Changing who benefits from your policy
When you set up a life insurance policy, any payout from it goes into your estate when you die, along with other assets such as your home and investments.
Your estate is then distributed among your heirs in accordance with any will you have drawn up.
If you don’t have a will, intestacy laws are used to decide who gets your estate. This will often be your spouse or civil partner, but this is not guaranteed and it is therefore recommended that you set up, and regularly review, a will to avoid any doubt.
But it is also possible – and often advisable – to set your life policy up in a trust. This means your dependants can get hold of any payout with the least hassle and the lowest possible tax charge if the worst does happen.
Writing your life insurance policy in trust means the cover is ring-fenced outside the rest of your assets, such as savings, investments and property.
Consequently, any payment from the policy is not included in your estate for inheritance tax purposes.
At the moment, inheritance tax is charged at 40 per cent on any bequeathed assets above the £325,000 threshold.
So depending on the value of any property or investments you have, up to 40 per cent of a life insurance payment could end up in the taxman’s hands if the policy is not written in trust.
And because the life policy is not included in your estate, the payout does not have to go through the probate process with the rest of your assets, which means your family will probably get the money much more quickly.

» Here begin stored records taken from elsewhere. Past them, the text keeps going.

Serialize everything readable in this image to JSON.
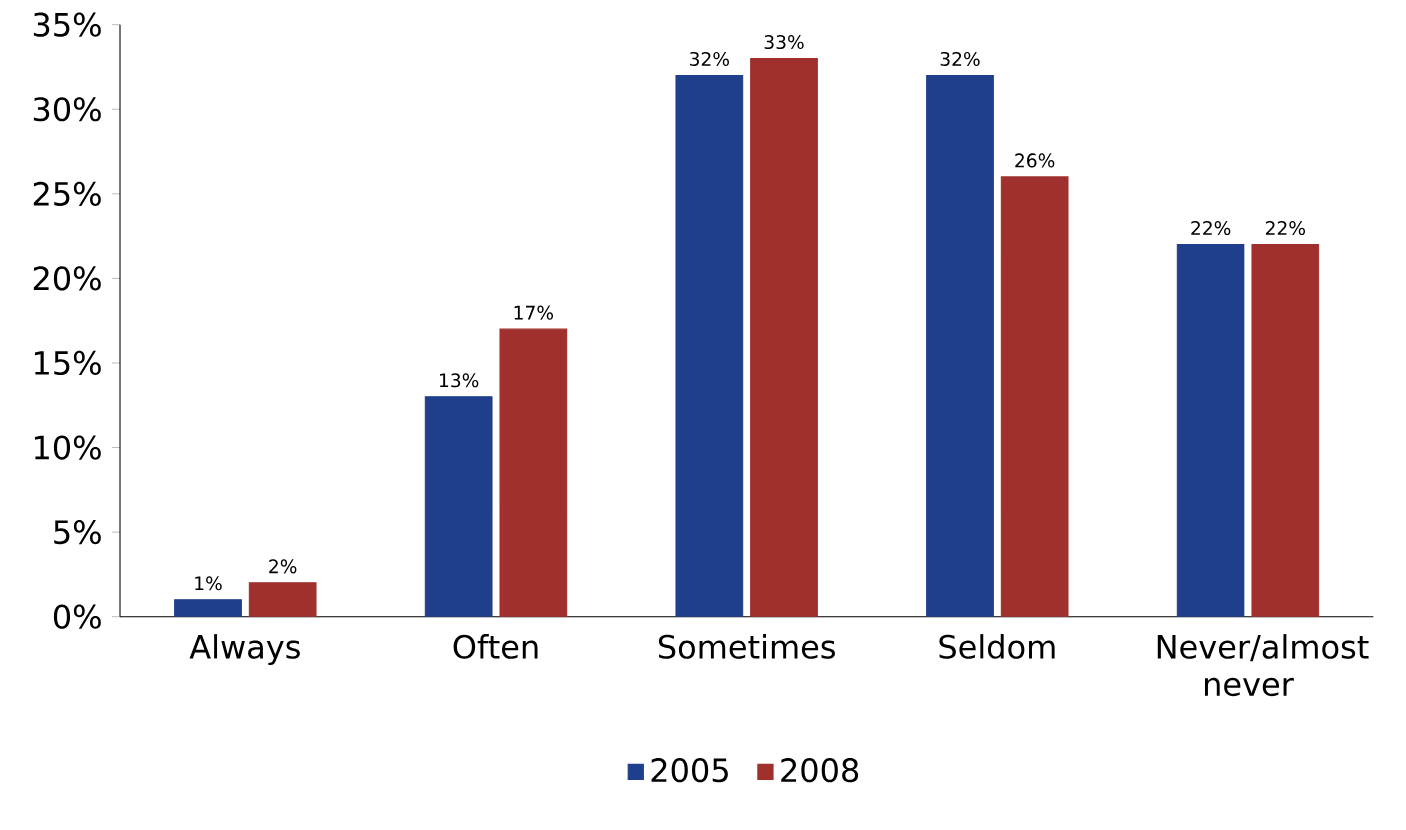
{
  "chart_data": {
    "type": "bar",
    "categories": [
      "Always",
      "Often",
      "Sometimes",
      "Seldom",
      "Never/almost never"
    ],
    "series": [
      {
        "name": "2005",
        "color": "#1f3f8c",
        "values": [
          1,
          13,
          32,
          32,
          22
        ],
        "value_labels": [
          "1%",
          "13%",
          "32%",
          "32%",
          "22%"
        ]
      },
      {
        "name": "2008",
        "color": "#a0302e",
        "values": [
          2,
          17,
          33,
          26,
          22
        ],
        "value_labels": [
          "2%",
          "17%",
          "33%",
          "26%",
          "22%"
        ]
      }
    ],
    "ylim": [
      0,
      35
    ],
    "yticks": [
      {
        "value": 0,
        "label": "0%"
      },
      {
        "value": 5,
        "label": "5%"
      },
      {
        "value": 10,
        "label": "10%"
      },
      {
        "value": 15,
        "label": "15%"
      },
      {
        "value": 20,
        "label": "20%"
      },
      {
        "value": 25,
        "label": "25%"
      },
      {
        "value": 30,
        "label": "30%"
      },
      {
        "value": 35,
        "label": "35%"
      }
    ],
    "grid": false,
    "legend": "bottom"
  }
}
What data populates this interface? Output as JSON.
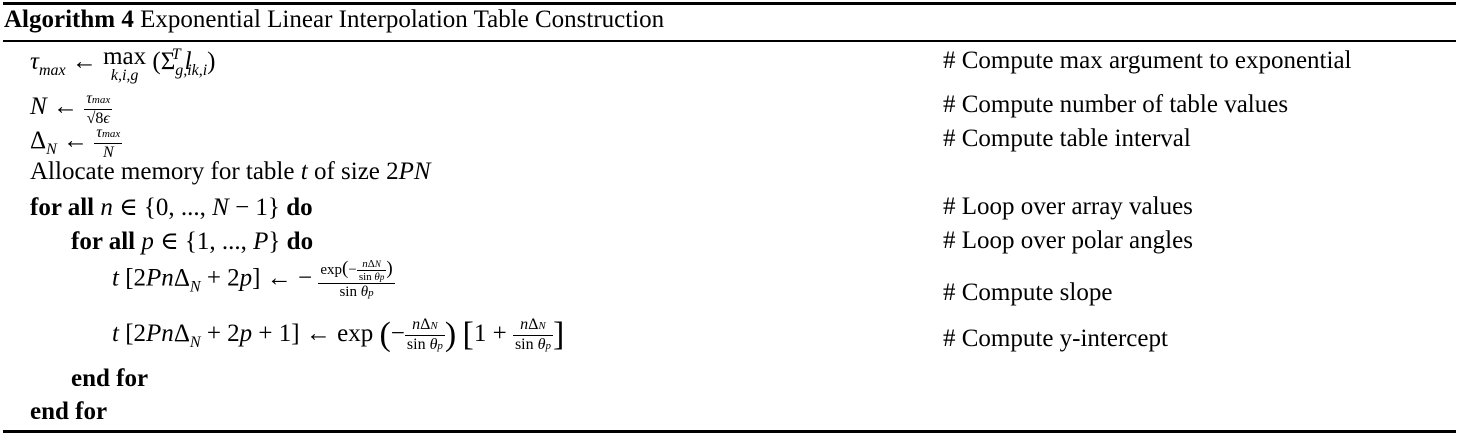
{
  "caption": {
    "label": "Algorithm 4",
    "title": "Exponential Linear Interpolation Table Construction"
  },
  "lines": [
    {
      "id": "tau-max",
      "comment": "# Compute max argument to exponential"
    },
    {
      "id": "n-values",
      "comment": "# Compute number of table values"
    },
    {
      "id": "delta",
      "comment": "# Compute table interval"
    },
    {
      "id": "allocate",
      "text": "Allocate memory for table",
      "comment": ""
    },
    {
      "id": "for-n",
      "kw_for": "for all",
      "kw_do": "do",
      "comment": "# Loop over array values"
    },
    {
      "id": "for-p",
      "kw_for": "for all",
      "kw_do": "do",
      "comment": "# Loop over polar angles"
    },
    {
      "id": "slope",
      "comment": "# Compute slope"
    },
    {
      "id": "intercept",
      "comment": "# Compute y-intercept"
    },
    {
      "id": "end-p",
      "kw": "end for"
    },
    {
      "id": "end-n",
      "kw": "end for"
    }
  ],
  "allocate_tail": {
    "of_size": "of size"
  }
}
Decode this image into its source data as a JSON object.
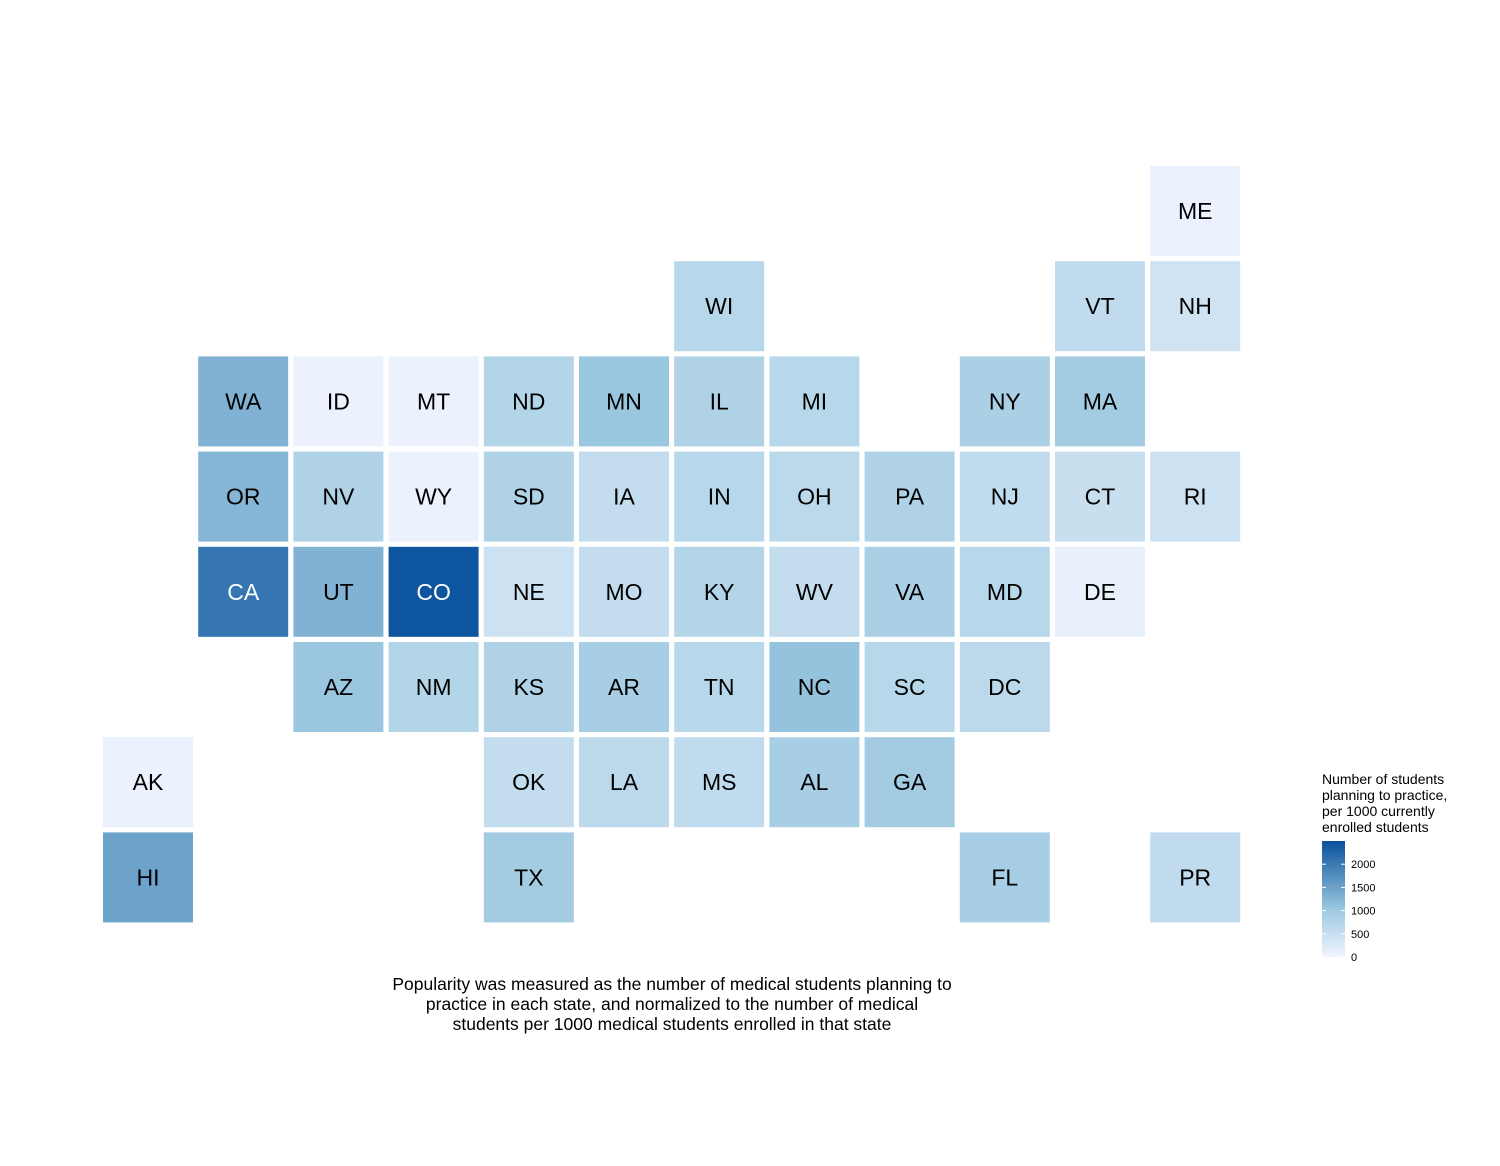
{
  "chart_data": {
    "type": "heatmap",
    "subtype": "tile-grid-map",
    "value_label": "Number of students planning to practice, per 1000 currently enrolled students",
    "color_scale": {
      "low": "#f0f4fe",
      "mid": "#9fcae1",
      "high": "#08519c",
      "domain": [
        0,
        2500
      ]
    },
    "legend": {
      "title_lines": [
        "Number of students",
        "planning to practice,",
        "per 1000 currently",
        "enrolled students"
      ],
      "ticks": [
        0,
        500,
        1000,
        1500,
        2000
      ],
      "tick_labels": [
        "0",
        "500",
        "1000",
        "1500",
        "2000"
      ],
      "position": "right"
    },
    "tiles": [
      {
        "state": "ME",
        "col": 11,
        "row": 0,
        "value": 50
      },
      {
        "state": "WI",
        "col": 6,
        "row": 1,
        "value": 700
      },
      {
        "state": "VT",
        "col": 10,
        "row": 1,
        "value": 600
      },
      {
        "state": "NH",
        "col": 11,
        "row": 1,
        "value": 400
      },
      {
        "state": "WA",
        "col": 1,
        "row": 2,
        "value": 1300
      },
      {
        "state": "ID",
        "col": 2,
        "row": 2,
        "value": 50
      },
      {
        "state": "MT",
        "col": 3,
        "row": 2,
        "value": 50
      },
      {
        "state": "ND",
        "col": 4,
        "row": 2,
        "value": 750
      },
      {
        "state": "MN",
        "col": 5,
        "row": 2,
        "value": 1050
      },
      {
        "state": "IL",
        "col": 6,
        "row": 2,
        "value": 800
      },
      {
        "state": "MI",
        "col": 7,
        "row": 2,
        "value": 700
      },
      {
        "state": "NY",
        "col": 9,
        "row": 2,
        "value": 850
      },
      {
        "state": "MA",
        "col": 10,
        "row": 2,
        "value": 950
      },
      {
        "state": "OR",
        "col": 1,
        "row": 3,
        "value": 1250
      },
      {
        "state": "NV",
        "col": 2,
        "row": 3,
        "value": 800
      },
      {
        "state": "WY",
        "col": 3,
        "row": 3,
        "value": 50
      },
      {
        "state": "SD",
        "col": 4,
        "row": 3,
        "value": 800
      },
      {
        "state": "IA",
        "col": 5,
        "row": 3,
        "value": 550
      },
      {
        "state": "IN",
        "col": 6,
        "row": 3,
        "value": 700
      },
      {
        "state": "OH",
        "col": 7,
        "row": 3,
        "value": 650
      },
      {
        "state": "PA",
        "col": 8,
        "row": 3,
        "value": 800
      },
      {
        "state": "NJ",
        "col": 9,
        "row": 3,
        "value": 600
      },
      {
        "state": "CT",
        "col": 10,
        "row": 3,
        "value": 500
      },
      {
        "state": "RI",
        "col": 11,
        "row": 3,
        "value": 450
      },
      {
        "state": "CA",
        "col": 1,
        "row": 4,
        "value": 2050
      },
      {
        "state": "UT",
        "col": 2,
        "row": 4,
        "value": 1300
      },
      {
        "state": "CO",
        "col": 3,
        "row": 4,
        "value": 2450
      },
      {
        "state": "NE",
        "col": 4,
        "row": 4,
        "value": 450
      },
      {
        "state": "MO",
        "col": 5,
        "row": 4,
        "value": 550
      },
      {
        "state": "KY",
        "col": 6,
        "row": 4,
        "value": 750
      },
      {
        "state": "WV",
        "col": 7,
        "row": 4,
        "value": 550
      },
      {
        "state": "VA",
        "col": 8,
        "row": 4,
        "value": 850
      },
      {
        "state": "MD",
        "col": 9,
        "row": 4,
        "value": 700
      },
      {
        "state": "DE",
        "col": 10,
        "row": 4,
        "value": 100
      },
      {
        "state": "AZ",
        "col": 2,
        "row": 5,
        "value": 1050
      },
      {
        "state": "NM",
        "col": 3,
        "row": 5,
        "value": 750
      },
      {
        "state": "KS",
        "col": 4,
        "row": 5,
        "value": 800
      },
      {
        "state": "AR",
        "col": 5,
        "row": 5,
        "value": 900
      },
      {
        "state": "TN",
        "col": 6,
        "row": 5,
        "value": 700
      },
      {
        "state": "NC",
        "col": 7,
        "row": 5,
        "value": 1100
      },
      {
        "state": "SC",
        "col": 8,
        "row": 5,
        "value": 700
      },
      {
        "state": "DC",
        "col": 9,
        "row": 5,
        "value": 650
      },
      {
        "state": "AK",
        "col": 0,
        "row": 6,
        "value": 50
      },
      {
        "state": "OK",
        "col": 4,
        "row": 6,
        "value": 550
      },
      {
        "state": "LA",
        "col": 5,
        "row": 6,
        "value": 650
      },
      {
        "state": "MS",
        "col": 6,
        "row": 6,
        "value": 600
      },
      {
        "state": "AL",
        "col": 7,
        "row": 6,
        "value": 900
      },
      {
        "state": "GA",
        "col": 8,
        "row": 6,
        "value": 950
      },
      {
        "state": "HI",
        "col": 0,
        "row": 7,
        "value": 1500
      },
      {
        "state": "TX",
        "col": 4,
        "row": 7,
        "value": 950
      },
      {
        "state": "FL",
        "col": 9,
        "row": 7,
        "value": 900
      },
      {
        "state": "PR",
        "col": 11,
        "row": 7,
        "value": 600
      }
    ]
  },
  "caption": {
    "lines": [
      "Popularity was measured as the number of medical students planning to",
      "practice in each state, and normalized to the number of medical",
      "students per 1000 medical students enrolled in that state"
    ]
  }
}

A trust is normally simple and cheap (or even free) to set up: talk to your insurer when you take out your policy, but bear in mind that a trust is not appropriate in all circumstances.
When you set up a trust, you name a trustee – who is responsible for overseeing the trust in the event of your death – and its beneficiaries. This could be your partner or your children; in the latter case you can stipulate that they do not receive any money until they turn 18 or 21, for example.
Whenever you review your life insurance, you should also review your beneficiaries and trustees: these may change if you get divorced, for example.